Северский наблюдал за мной с тихим восторгом. Он сидел, подперев подбородок ладонью, и едва заметно улыбался. Эта улыбка меня и взбесила.
— Что тут смешного? — не выдержала я, возвращая ему список.
— Просто наблюдал за вашей реакцией, — признался следователь. — Вы могли бы психануть, обидеться, накричать на меня и уйти, хлопнув дверью, но спокойно разрешили ситуацию. Браво.
Его ответ меня совершенно не успокоил.
— И вы для этого вытащили меня из постели?
— Так ведь не ночь еще. Откуда я мог знать, что вы спите?
— Действительно.
— А теперь серьезно.
Он убрал бумаги в стол и стал щелкать мышкой.
— Мне нужно было убедиться в том, что вы действительно помогали следствию, а не проходили по делу третьей слева. Знаете, есть такой тип людей, которые непременно хотят запечатлеть себя там, где вполне могут обойтись без них.

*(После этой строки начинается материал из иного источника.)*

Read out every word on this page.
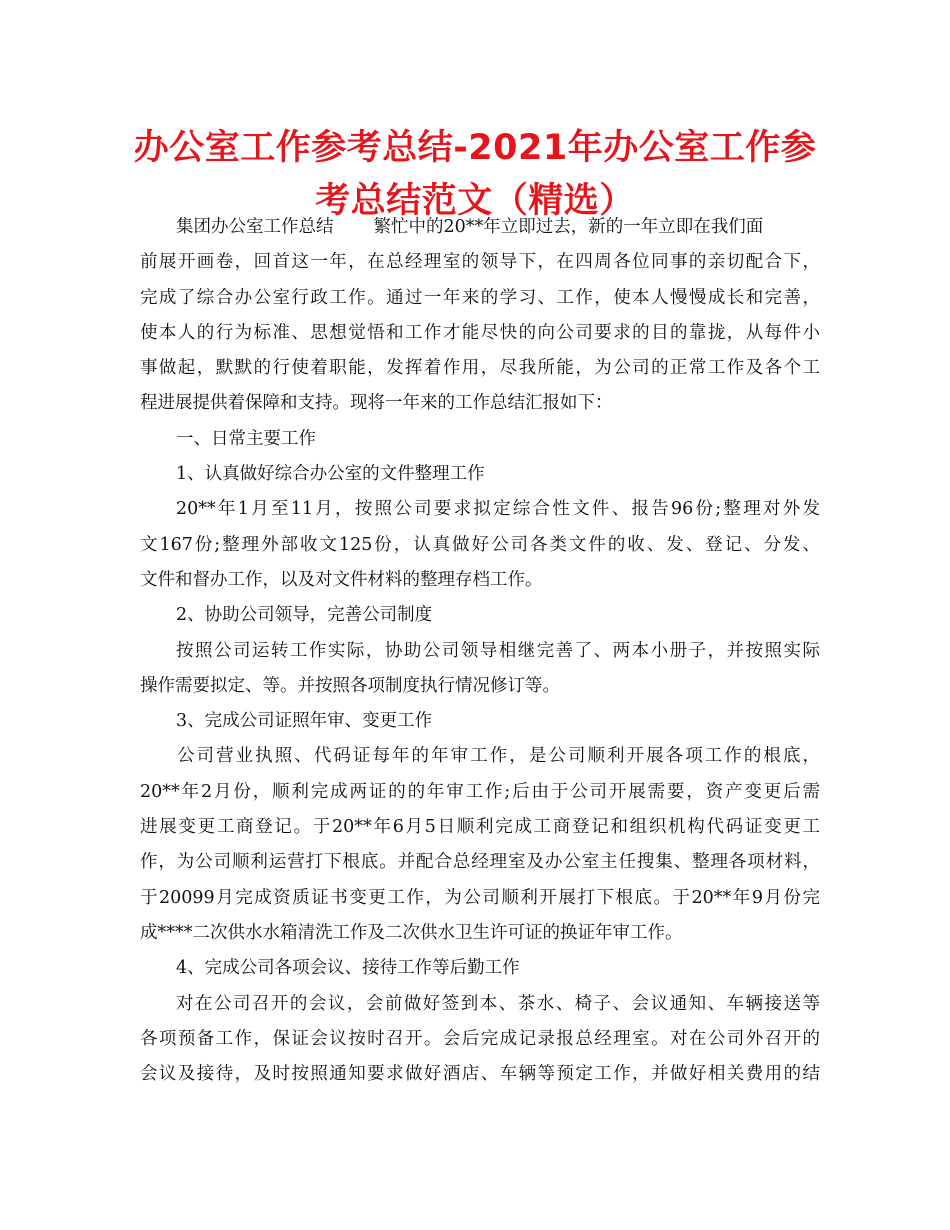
办公室工作参考总结-2021年办公室工作参考总结范文（精选）
集团办公室工作总结 繁忙中的20**年立即过去，新的一年立即在我们面
前展开画卷，回首这一年，在总经理室的领导下，在四周各位同事的亲切配合下，
完成了综合办公室行政工作。通过一年来的学习、工作，使本人慢慢成长和完善，
使本人的行为标准、思想觉悟和工作才能尽快的向公司要求的目的靠拢，从每件小
事做起，默默的行使着职能，发挥着作用，尽我所能，为公司的正常工作及各个工
程进展提供着保障和支持。现将一年来的工作总结汇报如下：
一、日常主要工作
1、认真做好综合办公室的文件整理工作
20**年1月至11月，按照公司要求拟定综合性文件、报告96份;整理对外发
文167份;整理外部收文125份，认真做好公司各类文件的收、发、登记、分发、
文件和督办工作，以及对文件材料的整理存档工作。
2、协助公司领导，完善公司制度
按照公司运转工作实际，协助公司领导相继完善了、两本小册子，并按照实际
操作需要拟定、等。并按照各项制度执行情况修订等。
3、完成公司证照年审、变更工作
公司营业执照、代码证每年的年审工作，是公司顺利开展各项工作的根底，
20**年2月份，顺利完成两证的的年审工作;后由于公司开展需要，资产变更后需
进展变更工商登记。于20**年6月5日顺利完成工商登记和组织机构代码证变更工
作，为公司顺利运营打下根底。并配合总经理室及办公室主任搜集、整理各项材料，
于20099月完成资质证书变更工作，为公司顺利开展打下根底。于20**年9月份完
成****二次供水水箱清洗工作及二次供水卫生许可证的换证年审工作。
4、完成公司各项会议、接待工作等后勤工作
对在公司召开的会议，会前做好签到本、茶水、椅子、会议通知、车辆接送等
各项预备工作，保证会议按时召开。会后完成记录报总经理室。对在公司外召开的
会议及接待，及时按照通知要求做好酒店、车辆等预定工作，并做好相关费用的结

И тогда их фамилии оказываются в протоколах. На деле же они ничем помочь не могут и обижаются, если им об этом говоришь.
— Да, я расследовала, но делала это неофициально, — поправила я. — Я профессиональный бодигард, а не сыщик.
— Обычно я не прошу совета у тех, кто так или иначе связан с делом, которое я веду, — невозмутимо продолжил Северский, — но иногда могу задать им несколько вопросов. Сейчас мне просто необходимо это сделать.
— Почему бы вам не задать интересующие вас вопросы Ане или Маше? — поинтересовалась я. — Повторюсь. Я совершенно не знаю Дмитрия Замберга, я общалась с ним, его сыном и дочкой всего пару часов, да и то вскользь. Анна же с ним работала долгие годы, была вхожа в его семью. Ну а Маша вообще бесценный экземпляр, потому что лучше всех знает своих родных. Придет в себя — расскажет.
— А почему вы заговорили именно о Маше?
— Потому что из всех Замбергов только она осталась живой и здоровой. Отец в реанимации, брат в полиции. На нее все шишки.
Северский терпеливо ждал, пока я закончу.